現在のファートゥムがあるのはすべて姉――レウカンセマム――がいてくれたから。彼女は固有魔法を持っていなかったファートゥムに己の持っている知識を分け与え、魔法使いとして鍛え、物心つく前にいなくなってしまった両親の代わりに愛を注いだ。

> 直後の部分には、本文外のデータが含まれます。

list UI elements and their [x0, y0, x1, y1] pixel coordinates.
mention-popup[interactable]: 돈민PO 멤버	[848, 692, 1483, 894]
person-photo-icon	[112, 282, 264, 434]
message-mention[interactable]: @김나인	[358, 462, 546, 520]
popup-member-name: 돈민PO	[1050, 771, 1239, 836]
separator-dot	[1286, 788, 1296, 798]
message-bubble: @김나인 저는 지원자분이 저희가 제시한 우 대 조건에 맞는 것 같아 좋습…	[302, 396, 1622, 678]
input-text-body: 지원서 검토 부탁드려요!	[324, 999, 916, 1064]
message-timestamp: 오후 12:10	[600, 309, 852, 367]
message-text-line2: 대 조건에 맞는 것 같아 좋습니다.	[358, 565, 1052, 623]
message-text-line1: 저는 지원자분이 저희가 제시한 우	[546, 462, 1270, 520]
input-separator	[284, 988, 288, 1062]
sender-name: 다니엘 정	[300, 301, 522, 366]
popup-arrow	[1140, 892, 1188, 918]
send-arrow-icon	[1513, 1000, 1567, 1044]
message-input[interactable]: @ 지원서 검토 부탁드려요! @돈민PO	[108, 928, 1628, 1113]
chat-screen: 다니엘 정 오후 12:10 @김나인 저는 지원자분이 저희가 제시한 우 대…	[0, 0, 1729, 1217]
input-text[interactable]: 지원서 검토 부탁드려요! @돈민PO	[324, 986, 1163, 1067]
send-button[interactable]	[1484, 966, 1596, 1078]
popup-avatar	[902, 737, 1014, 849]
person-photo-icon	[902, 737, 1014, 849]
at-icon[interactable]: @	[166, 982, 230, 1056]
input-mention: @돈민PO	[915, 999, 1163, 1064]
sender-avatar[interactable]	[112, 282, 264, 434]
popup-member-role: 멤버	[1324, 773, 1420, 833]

コロナのことも鉄人形の弱点も、トリスとテオフラストゥスのこともホムンクルスのことも、なぜ人間がコロナに引きこもらなければならなくなったのかも……全部全部、レウカンセマムは知っていた。ファートゥムは寝物語に彼女から聞かされたそれらを覚えていただけ。
「ねえ、あなたのことはなんて呼べばいい?」
それまで黙ってファートゥムの後をついてきていたプリムラが唐突に口を開いた。
「あ? そういやまだ名乗ってなかったか。俺はファートゥム……って別にわざわざ聞かなくても、お前の中の記録にあっただろ」
「名前は知ってた。でも、なんて呼べばいいかわからなかった」
「なんだそりゃ。ファートゥムでいいよ」
「わかった」
そんな何気ない会話の中で、ふとプリムラに目をやったファートゥムの視界に飛び込んできたのは鮮やかな赤。
「お前、なんで言わないんだよ!!」
「何を?」
「足! 血が出てるだろ、バカ!!」
「……出てるけど、何か問題?」
ファートゥムは肩を落とすと盛大にため息をつき――
「な!?」
プリムラを肩に担ぎあげた。
「暴れるなよ。こっちの方がお前に合わせて歩かなくて済むし、無駄がない」
「わかった」
「あと! その姿で血を流されるのは、俺の精神衛生上よろしくない。わかったら今後、その体は大切に扱え」
「……わかった」
ファートゥムは歩きながらプリムラの足の裏を水魔法できれいに洗い流した。そして上階から次々と押し寄せてくる人間や鉄人形を片手間に排除しつつ、彼女の足裏に刺さっていた異物を丁寧に取り除。そして最後はその辺から調達した布の切れ端で小さな足を包み込み、そこでようやく彼女を肩から下ろした。
「さて、と。ようやく着いたな」
ホムンクルスたちの生まれる場所よりさらに深く、幾重もの障壁を突き破った地の底。突き当りの薄暗がりに見えるのは、こじんまりとした堅牢な鉄の扉と――
「やはり量産型鉄人形や兄上たち程度では止められませんでしたね」
鉄人形と、一つの小さな影。
「お前が魔法使いトリスの再来とか言われてる、からくり王子ソーリス……」
「絶滅危惧種の魔法使い様に知っていてもらえていたとは光栄。さて、あなたのことはなんとお呼びすれば?」
「死ぬやつに名乗ってもしょうがねぇだろ。俺のことは魔法使いでいいよ」
「つれないですね。せっかくですし、歴史に名を残してあげようと思ったのに」
肩上で切り揃えられた蘇芳色の髪をさらりと揺らし、金の瞳を三日月にしてくすくすと笑うソーリス。そのやけに余裕のある態度に、ファートゥムは妙な胸騒ぎと居心地の悪さを覚えた。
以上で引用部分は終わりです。